PARIS (Reuters) - Total is buying Maersk Oil in a US$7.45 billion (S$10.13 billion) deal, which the French oil major said would boost its earnings and cash flow, and bolster its dividend prospects.
Danish company AP Moller-Maersk is selling its Maersk Oil division to Total to focus on other activities, including its shipping business.
Under the terms of the deal, AP Moller-Maersk will get US$4.95 billion in Total shares, and Total will assume US$2.5 billion of Maersk Oil's debt.
Maersk said it plans to return a "material portion of the value of the received Total S.A. shares" to shareholders in 2018 and 2019 in the form of extraordinary dividend, share buyback or distribution of shares in Total.
The world's top oil companies have been back on the takeover trail over the last year, helped by signs of a recovery in the oil market.
The sale comes with Maersk in the midst of a major restructuring to concentrate on its transport and logistics businesses and separate its energy operations in the face of a drop in income.
"This transaction is immediately accretive to both cash flow and earnings per share, and delivers further growth over coming years," said Total's chief executive Patrick Pouyanne in a statement.

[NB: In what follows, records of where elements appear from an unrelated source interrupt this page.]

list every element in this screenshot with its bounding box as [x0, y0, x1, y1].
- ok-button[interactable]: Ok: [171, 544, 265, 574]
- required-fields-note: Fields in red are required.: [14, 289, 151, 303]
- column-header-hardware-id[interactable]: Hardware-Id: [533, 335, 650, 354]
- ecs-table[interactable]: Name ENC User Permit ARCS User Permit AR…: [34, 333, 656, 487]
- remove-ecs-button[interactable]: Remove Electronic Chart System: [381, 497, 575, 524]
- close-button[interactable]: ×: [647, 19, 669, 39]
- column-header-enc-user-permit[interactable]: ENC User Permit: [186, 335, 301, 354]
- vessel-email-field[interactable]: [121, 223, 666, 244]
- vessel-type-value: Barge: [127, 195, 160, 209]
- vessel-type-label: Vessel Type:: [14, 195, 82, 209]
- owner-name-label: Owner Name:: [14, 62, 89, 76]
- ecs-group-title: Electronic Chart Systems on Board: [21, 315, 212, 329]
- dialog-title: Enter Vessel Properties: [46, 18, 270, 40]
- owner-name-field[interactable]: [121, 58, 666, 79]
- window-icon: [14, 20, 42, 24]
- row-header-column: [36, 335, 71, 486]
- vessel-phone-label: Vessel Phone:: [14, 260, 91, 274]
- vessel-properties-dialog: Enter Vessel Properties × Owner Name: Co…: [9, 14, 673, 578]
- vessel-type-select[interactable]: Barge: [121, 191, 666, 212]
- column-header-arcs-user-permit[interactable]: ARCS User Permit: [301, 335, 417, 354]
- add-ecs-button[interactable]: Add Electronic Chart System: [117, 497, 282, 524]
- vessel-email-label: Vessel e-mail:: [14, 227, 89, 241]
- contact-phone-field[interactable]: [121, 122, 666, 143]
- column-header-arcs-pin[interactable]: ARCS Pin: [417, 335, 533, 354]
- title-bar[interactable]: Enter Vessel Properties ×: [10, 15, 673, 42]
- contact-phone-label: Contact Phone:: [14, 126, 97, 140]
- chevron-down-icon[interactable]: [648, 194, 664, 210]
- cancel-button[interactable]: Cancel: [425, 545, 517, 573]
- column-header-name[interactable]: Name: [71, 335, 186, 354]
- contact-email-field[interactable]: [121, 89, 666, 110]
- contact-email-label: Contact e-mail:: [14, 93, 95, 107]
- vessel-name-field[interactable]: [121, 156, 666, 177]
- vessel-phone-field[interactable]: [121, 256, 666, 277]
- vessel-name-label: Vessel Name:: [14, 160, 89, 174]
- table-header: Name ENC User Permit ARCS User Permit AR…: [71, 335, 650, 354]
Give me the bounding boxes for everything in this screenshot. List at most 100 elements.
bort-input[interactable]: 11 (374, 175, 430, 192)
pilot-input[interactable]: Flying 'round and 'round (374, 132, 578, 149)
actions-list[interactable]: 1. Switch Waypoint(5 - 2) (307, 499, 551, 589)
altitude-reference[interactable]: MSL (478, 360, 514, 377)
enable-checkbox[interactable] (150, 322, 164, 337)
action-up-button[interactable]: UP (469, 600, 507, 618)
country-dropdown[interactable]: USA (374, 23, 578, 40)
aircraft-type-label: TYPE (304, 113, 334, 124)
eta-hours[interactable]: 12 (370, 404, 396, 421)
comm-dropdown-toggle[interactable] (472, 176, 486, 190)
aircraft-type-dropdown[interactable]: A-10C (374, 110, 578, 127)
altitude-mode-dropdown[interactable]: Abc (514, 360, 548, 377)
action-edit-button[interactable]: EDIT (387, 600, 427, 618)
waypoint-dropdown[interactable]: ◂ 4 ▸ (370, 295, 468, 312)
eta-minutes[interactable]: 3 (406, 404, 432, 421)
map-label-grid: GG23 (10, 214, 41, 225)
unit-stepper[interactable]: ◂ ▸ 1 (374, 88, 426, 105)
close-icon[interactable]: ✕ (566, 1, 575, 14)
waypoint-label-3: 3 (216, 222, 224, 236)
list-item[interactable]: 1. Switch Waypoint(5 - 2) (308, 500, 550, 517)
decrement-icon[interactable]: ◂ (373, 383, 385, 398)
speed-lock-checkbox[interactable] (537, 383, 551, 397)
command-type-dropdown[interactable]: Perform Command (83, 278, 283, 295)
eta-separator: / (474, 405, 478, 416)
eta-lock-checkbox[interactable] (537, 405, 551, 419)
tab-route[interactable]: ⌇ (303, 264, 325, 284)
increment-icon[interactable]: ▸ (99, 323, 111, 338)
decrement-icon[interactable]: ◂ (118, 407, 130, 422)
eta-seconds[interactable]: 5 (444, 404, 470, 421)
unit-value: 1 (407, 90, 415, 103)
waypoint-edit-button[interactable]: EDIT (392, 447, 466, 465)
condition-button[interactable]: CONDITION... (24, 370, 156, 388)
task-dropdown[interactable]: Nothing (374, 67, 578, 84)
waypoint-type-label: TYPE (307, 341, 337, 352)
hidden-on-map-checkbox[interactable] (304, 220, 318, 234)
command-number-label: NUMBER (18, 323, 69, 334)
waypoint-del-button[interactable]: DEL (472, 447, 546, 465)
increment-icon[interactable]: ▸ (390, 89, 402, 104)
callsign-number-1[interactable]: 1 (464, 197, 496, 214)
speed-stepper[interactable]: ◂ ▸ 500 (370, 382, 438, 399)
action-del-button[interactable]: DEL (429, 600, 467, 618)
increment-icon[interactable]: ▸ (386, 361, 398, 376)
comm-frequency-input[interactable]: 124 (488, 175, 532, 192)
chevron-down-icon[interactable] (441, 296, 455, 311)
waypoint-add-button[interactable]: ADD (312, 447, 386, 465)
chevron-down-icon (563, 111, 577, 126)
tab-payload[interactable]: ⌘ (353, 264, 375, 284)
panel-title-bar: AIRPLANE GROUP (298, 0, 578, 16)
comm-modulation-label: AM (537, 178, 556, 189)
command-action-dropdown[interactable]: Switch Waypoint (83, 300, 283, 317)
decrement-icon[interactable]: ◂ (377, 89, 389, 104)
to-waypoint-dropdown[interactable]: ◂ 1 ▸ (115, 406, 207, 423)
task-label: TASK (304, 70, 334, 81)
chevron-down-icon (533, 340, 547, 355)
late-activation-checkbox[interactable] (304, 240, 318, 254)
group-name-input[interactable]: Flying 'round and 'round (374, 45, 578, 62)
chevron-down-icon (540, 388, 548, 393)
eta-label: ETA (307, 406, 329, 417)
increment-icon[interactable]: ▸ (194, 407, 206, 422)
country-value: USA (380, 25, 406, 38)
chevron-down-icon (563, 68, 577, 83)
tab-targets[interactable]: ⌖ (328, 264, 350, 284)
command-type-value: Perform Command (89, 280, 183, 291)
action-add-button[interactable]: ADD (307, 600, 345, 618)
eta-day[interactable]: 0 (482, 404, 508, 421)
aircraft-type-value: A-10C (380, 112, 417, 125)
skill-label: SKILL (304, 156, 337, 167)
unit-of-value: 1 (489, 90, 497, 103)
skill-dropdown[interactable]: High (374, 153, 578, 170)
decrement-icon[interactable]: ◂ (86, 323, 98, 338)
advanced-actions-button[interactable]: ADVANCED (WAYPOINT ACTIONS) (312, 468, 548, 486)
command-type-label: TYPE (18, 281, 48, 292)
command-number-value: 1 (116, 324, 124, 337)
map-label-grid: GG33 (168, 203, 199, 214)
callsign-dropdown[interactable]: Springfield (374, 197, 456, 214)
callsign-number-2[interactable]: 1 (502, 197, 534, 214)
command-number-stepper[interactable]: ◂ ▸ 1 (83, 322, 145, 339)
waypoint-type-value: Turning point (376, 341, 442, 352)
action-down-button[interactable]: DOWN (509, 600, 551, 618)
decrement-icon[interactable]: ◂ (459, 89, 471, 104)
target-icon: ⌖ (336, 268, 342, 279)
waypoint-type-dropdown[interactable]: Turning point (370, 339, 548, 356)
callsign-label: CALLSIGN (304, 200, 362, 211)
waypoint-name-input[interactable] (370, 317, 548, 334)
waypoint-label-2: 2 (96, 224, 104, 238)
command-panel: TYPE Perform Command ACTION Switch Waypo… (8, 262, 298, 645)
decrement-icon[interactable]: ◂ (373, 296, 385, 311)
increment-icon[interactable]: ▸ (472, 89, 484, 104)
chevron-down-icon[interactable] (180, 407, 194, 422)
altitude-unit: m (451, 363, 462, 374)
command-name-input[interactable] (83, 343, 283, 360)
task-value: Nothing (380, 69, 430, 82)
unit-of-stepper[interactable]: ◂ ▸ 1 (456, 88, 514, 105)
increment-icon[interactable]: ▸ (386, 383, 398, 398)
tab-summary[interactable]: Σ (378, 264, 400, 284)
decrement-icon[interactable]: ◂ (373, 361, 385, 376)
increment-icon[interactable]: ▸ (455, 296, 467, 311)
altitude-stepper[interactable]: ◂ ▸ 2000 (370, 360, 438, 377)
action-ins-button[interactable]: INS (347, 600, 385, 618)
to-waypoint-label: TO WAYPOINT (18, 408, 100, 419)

"It is in line with our announced strategy to take advantage of the current market conditions and of our stronger balance sheet to add new resources at attractive conditions," he added.
AP Moller-Maersk shares were up 4.3 per cent in early trading, while Total shares dipped 0.5 per cent lower.
Total said the acquisition was expected to result in synergies of more than US$400 million a year.
BP announced a string of investments in the last two months of 2016, including a US$1 billion partnership with Dallas-based Kosmos Energy in Mauritania and Senegal in West Africa, as well as acquisitions in Abu Dhabi and Azerbaijan.
Total and Norway's Statoil have bought into Brazil's lucrative sub-salt deepwater oilfields while ExxonMobil Corp bought assets in Papua New Guinea to meet growing Asian demand for liquefied natural gas.
In July, Total also said it was investing US$3.5 billion over five years in Qatar's offshore Al Shaheen oilfield.